This incident has stayed with me not because it was unique — on later occasions I would again be called a victim — but because it was the first time that my relatively new identity as a combat veteran had served to disempower me. Another combat veteran, J.R.R. Tolkien, who fought in the First World War, provides an analogy. In his Lord of the Rings trilogy, Tolkien writes about the Rings of Power, particularly the One Ring which gives its wearer the ability to see and govern the thoughts of others; but it also slowly erodes the wearer’s vitality. In Tolkien’s trilogy, the humble hobbit Frodo, whom Tolkien modeled on the common British Tommy with whom he served in the trenches, is the only one who can bear the One Ring because of his pureness of heart; but even it calls to him and haunts him, robbing him of his strength and nearly spelling his demise.

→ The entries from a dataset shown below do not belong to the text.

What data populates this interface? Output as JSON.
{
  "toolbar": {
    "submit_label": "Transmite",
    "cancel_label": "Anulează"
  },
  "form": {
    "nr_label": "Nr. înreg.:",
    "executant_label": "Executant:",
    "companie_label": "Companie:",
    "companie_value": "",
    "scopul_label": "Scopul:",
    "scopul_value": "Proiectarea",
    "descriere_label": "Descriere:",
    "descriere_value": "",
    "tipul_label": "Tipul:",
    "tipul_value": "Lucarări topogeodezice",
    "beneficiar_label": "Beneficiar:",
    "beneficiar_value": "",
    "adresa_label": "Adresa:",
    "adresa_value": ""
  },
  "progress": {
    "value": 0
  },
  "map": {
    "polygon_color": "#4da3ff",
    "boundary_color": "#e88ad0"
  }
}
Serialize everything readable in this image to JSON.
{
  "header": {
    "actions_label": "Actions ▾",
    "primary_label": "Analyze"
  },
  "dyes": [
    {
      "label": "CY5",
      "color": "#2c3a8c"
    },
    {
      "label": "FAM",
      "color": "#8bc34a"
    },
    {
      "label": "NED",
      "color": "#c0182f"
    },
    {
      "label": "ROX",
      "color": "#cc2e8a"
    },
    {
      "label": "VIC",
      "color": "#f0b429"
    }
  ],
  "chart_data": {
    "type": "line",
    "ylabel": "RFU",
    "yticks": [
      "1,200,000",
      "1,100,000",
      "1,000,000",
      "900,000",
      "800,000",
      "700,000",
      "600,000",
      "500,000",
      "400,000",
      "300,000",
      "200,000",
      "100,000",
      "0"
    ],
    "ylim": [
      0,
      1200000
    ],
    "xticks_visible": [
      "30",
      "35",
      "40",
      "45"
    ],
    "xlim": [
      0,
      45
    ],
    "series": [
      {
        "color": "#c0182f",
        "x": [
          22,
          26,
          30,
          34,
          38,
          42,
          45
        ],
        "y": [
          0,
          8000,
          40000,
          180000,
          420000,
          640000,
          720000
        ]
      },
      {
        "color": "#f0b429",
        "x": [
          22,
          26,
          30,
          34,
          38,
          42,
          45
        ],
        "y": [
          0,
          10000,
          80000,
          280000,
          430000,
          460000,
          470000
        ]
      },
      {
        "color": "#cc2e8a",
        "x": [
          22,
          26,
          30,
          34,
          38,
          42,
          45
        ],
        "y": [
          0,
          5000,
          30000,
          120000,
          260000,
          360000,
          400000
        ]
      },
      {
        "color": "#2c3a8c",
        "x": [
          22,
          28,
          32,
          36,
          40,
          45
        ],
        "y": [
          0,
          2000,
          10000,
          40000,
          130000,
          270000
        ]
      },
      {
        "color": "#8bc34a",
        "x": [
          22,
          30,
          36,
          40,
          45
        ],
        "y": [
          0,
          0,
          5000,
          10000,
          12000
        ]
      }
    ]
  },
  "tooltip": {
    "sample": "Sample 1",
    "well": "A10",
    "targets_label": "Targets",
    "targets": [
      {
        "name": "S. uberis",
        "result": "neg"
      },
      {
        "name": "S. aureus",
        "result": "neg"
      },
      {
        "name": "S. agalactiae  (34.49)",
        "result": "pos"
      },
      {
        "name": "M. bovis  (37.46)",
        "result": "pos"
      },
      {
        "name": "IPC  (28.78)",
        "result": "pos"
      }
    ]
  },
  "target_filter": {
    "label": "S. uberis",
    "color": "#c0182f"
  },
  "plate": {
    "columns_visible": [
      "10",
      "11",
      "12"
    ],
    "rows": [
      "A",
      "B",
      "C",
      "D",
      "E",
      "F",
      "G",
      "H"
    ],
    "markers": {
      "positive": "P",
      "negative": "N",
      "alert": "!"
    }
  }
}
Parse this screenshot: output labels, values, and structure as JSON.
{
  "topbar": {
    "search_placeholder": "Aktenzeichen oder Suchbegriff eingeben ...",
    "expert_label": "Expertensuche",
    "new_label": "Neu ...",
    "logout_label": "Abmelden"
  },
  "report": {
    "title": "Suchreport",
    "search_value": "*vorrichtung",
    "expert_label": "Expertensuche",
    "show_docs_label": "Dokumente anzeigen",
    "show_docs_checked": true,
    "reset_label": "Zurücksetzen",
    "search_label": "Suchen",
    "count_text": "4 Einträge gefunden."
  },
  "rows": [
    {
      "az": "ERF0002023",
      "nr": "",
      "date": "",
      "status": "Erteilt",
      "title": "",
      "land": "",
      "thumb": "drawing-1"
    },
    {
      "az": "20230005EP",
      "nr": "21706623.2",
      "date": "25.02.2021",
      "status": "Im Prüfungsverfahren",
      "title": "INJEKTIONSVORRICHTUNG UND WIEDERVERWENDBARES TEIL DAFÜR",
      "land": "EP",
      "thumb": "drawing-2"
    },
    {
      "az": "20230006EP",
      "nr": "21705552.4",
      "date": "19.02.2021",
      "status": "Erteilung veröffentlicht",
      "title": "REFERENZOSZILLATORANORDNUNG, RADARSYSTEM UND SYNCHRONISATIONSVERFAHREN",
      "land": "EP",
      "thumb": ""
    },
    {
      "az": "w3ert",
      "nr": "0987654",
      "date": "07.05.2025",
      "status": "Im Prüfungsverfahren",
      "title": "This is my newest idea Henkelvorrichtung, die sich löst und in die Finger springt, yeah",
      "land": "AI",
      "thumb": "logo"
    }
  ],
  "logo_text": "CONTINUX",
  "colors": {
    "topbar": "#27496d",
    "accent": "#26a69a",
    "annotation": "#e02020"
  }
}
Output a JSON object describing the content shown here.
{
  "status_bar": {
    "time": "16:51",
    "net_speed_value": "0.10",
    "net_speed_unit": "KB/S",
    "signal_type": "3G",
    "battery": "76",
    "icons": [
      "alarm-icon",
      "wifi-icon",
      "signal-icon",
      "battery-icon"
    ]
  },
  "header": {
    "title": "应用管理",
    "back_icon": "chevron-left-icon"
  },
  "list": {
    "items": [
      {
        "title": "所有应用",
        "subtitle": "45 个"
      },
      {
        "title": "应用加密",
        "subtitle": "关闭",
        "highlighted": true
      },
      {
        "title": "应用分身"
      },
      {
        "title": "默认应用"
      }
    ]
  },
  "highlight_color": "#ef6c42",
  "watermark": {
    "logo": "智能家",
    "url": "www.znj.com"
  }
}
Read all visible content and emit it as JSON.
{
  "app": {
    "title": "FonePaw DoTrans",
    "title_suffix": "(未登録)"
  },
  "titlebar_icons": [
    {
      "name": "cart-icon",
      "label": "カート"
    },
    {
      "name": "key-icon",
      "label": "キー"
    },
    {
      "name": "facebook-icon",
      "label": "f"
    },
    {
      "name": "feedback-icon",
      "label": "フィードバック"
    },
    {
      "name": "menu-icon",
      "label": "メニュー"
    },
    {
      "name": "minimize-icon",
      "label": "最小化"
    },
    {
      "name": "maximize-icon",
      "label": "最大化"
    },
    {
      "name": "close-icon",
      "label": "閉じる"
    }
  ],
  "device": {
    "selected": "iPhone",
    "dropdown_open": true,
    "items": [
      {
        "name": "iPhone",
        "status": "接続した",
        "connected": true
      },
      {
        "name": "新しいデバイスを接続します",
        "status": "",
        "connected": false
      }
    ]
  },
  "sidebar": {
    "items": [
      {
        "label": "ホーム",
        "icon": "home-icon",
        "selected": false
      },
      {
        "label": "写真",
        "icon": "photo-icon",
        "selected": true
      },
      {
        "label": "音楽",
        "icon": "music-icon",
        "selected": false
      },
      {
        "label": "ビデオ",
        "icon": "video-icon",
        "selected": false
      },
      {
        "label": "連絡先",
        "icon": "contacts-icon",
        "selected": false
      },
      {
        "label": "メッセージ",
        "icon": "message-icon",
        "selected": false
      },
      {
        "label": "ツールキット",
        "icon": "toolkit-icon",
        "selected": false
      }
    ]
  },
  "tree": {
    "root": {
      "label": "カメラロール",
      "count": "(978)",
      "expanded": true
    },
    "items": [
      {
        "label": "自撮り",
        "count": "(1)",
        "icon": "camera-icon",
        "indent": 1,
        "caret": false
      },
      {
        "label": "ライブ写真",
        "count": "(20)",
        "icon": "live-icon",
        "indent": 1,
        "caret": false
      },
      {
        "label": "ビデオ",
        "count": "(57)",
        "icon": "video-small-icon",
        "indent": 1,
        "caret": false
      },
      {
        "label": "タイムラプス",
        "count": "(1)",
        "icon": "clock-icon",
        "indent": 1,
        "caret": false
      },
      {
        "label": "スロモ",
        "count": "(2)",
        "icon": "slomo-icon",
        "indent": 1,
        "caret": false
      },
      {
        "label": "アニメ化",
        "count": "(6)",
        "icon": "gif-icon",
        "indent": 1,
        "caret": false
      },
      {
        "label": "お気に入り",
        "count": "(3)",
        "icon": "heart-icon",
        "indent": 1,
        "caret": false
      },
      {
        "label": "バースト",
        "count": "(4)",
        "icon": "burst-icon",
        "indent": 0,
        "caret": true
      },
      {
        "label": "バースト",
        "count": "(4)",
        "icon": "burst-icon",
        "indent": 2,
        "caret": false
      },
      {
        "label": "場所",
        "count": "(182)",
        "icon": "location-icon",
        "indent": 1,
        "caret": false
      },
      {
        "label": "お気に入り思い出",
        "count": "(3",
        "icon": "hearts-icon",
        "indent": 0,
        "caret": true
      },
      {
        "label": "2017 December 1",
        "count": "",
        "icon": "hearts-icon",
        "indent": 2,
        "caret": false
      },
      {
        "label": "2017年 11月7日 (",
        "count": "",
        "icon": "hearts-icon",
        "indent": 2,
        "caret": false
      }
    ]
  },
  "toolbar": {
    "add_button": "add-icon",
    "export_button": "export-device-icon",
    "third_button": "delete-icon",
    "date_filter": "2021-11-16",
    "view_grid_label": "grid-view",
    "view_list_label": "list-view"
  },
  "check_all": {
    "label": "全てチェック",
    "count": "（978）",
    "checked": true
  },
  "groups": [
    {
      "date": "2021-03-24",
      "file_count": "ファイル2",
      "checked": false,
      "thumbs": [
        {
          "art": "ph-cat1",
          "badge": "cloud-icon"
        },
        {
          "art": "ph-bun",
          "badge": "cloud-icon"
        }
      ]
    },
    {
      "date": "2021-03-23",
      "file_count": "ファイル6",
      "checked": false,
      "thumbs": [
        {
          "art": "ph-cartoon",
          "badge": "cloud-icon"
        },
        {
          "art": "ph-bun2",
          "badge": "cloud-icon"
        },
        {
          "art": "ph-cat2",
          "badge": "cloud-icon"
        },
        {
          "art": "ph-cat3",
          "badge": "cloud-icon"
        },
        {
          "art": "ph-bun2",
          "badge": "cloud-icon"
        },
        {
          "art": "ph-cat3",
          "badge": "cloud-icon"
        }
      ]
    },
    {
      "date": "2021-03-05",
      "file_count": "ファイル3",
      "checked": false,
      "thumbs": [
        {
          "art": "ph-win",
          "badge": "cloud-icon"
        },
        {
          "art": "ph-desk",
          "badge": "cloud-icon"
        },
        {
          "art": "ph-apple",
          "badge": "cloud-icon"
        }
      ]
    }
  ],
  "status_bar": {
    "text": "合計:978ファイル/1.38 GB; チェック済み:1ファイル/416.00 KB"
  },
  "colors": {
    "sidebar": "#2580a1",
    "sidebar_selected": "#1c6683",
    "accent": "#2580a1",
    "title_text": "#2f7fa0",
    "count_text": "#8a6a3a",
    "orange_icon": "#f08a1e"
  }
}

Identity, even an identity confirmed by a chest full of ribbons, seduces in a similar way. It is a devil’s bargain — not a heaven in which one serves a nobler cause but a hell in which one reigns. When you wear identity, you can feel its power. But in the long run it takes more than it gives, leaving you bereft of your personal difference — a Gollum enslaved to its service.
To escape this system of doctrinaire social evaluation, we must each disarm. Is it possible to displace those who brandish identity as a cudgel from the center of our culture to its fringes? Now that would be revolutionary. This would involve us no longer deferring to a person’s identity but rather to their individuality, and recognizing that individuality consists in more than the simple accumulation of sub-identities, the sum total of all our group memberships. Veterans occupy an interesting niche in the politics of identity. As a group our struggles are as real as those faced by other groups. The history of civil rights in America is also the story of America’s veterans; and we, too, enjoy inclusion in legislation with special protections, much like those dispensed to racial minorities and other marginalized groups — including equal employment opportunity, access to housing and education, and protections from targeted crimes. The important difference is that we are not born veterans. It is an identity we come to later. We choose it.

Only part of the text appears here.